Armenian servicemen fire an artillery shell towards Azeri forces from their positions in the town of Martakert in the disputed region of Karabakh on April 3, 2016. (AFP photo)

At least four Armenian military personnel have been killed in a series of clashes between Armenian-backed and Azerbaijani forces in the disputed Caucasus region of Karabakh.

"Four more military victims were announced today on the Karabakh side," in fresh clashes with Azerbaijan forces on Monday, said Hovhannes Guevorkian, Karabakh representative in France.

Elsewhere in his remarks, Guevorkia blamed Azeri forces for continued bombing of towns across the volatile region, saying the violence-wracked region would use fixed-wing combat aircraft if there was a new large-scale attack by Azerbaijan forces.

Meanwhile, a spokesman for the Armenia-backed authorities in Karabakh have accused Azeri forces of killing three civilians, including a 92-year-old woman, in the village of Talysh.

Armenian Defense Ministry spokesman Artsrun Hovhannisyan also claimed that the Yerevan-backed forces had "seriously advanced at certain sectors of the front line and took up new positions." The remarks were quickly dismissed as "untrue" by senior Azerbaijan authorities in Baku.

Armenian volunteers wearing military fatigues and holding their weapons wait next to buses in Yerevan on April 3, 2016 before heading to front-line in the disputed Karabakh region. (AFP photo)

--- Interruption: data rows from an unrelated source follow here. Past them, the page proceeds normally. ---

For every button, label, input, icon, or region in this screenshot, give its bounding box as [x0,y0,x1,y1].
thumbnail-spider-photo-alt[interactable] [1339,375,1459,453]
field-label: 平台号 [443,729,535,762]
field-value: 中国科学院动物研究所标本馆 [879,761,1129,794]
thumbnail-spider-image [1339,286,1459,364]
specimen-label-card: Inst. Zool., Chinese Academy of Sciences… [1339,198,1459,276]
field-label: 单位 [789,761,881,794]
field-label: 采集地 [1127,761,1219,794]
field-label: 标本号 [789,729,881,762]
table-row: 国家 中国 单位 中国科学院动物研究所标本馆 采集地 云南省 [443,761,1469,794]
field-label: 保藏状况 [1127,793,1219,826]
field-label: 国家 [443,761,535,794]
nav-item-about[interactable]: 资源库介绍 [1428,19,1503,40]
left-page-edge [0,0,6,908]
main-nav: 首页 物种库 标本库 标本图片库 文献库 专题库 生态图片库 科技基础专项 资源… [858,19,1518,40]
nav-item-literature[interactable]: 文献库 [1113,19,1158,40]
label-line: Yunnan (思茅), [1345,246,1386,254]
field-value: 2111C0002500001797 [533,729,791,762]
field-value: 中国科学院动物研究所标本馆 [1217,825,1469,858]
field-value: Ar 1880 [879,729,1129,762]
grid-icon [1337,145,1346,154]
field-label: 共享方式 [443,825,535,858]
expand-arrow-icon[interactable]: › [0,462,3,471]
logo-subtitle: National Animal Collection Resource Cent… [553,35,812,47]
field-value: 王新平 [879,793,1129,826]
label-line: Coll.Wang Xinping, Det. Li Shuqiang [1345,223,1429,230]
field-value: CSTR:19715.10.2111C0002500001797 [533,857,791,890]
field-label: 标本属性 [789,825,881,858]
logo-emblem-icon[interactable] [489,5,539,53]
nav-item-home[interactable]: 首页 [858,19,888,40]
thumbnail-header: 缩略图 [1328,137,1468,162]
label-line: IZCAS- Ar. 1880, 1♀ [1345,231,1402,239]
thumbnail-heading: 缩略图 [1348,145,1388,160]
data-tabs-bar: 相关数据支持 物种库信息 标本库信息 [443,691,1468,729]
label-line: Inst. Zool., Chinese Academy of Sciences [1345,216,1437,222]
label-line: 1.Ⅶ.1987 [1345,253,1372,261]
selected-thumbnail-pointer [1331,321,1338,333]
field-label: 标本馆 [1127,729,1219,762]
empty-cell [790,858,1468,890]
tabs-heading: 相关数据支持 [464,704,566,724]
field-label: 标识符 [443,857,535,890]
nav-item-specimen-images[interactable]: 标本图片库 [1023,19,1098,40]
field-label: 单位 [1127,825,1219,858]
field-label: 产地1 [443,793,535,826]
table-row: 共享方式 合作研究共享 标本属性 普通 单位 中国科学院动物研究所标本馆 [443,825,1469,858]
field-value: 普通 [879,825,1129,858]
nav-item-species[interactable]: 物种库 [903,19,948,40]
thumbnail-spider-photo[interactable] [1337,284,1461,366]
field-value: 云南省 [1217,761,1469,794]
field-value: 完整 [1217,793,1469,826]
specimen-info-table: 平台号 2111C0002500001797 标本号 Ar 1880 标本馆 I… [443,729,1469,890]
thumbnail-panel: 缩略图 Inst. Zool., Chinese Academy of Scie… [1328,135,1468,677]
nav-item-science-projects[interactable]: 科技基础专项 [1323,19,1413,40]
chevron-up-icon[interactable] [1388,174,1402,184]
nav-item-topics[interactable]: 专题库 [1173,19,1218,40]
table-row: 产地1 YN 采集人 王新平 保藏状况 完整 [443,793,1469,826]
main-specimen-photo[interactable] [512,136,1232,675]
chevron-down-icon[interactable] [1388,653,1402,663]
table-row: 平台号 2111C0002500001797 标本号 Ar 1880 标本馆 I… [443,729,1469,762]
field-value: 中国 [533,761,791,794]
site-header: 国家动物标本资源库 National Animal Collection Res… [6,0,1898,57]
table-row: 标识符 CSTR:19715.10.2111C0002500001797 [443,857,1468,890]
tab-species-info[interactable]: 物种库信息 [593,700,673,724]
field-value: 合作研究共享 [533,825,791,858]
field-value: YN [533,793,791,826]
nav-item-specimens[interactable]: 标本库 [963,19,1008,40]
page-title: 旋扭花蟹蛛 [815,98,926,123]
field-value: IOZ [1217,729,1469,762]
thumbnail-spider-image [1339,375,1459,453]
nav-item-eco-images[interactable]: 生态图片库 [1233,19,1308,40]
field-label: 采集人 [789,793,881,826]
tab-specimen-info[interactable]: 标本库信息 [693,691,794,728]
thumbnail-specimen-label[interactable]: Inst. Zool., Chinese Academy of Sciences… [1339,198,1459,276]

On the third day of the heaviest clashes in 20 years in the disputed border region, the Azeri Defense Ministry said on Monday that  three of its troopers were killed as the Armenians fired mortar shells at Azeri positions and attacked them using grenade launchers overnight.

Ministry spokesman Vagif Dargahly warned that his country “will launch a full-scale operation along the entire front-line, using all kinds of weapons,” if Armenia continued its “provocations.”

Azeri servicemen carry their comrade who was wounded during clashes with Armenian forces in the disputed region of Karabakh on April 3, 2016. (AFP photo)

The fighting between the two countries erupted last Friday, leaving nearly 40 people dead so far.

Meanwhile, Armenian President Serzh Sarkisian has suggested that a "ceasefire would only be possible if the militaries of both sides return to the positions" they held prior to the outbreak of hostilities.

The proposal comes a day after Azerbaijan announced a “unilateral” ceasefire as a gesture of goodwill, warning, however, that it would strike back if its forces came under attack. Bouts of fighting were reported soon afterwards.

The Karabakh region, which is located in the Azerbaijan Republic but is populated by Armenians, has been under the control of local ethnic Armenian militia and the Armenian troops since a three-year war, which claimed over 30,000 lives, ended between the two republics in 1994 through Russian mediation.

Last December, the Armenian Defense Ministry said the ceasefire deal reached in 1994 was no longer in place, saying the current situation amounted to “war.”

Although the two countries are divided by a buffer zone, both sides frequently accuse each other of violating the ceasefire.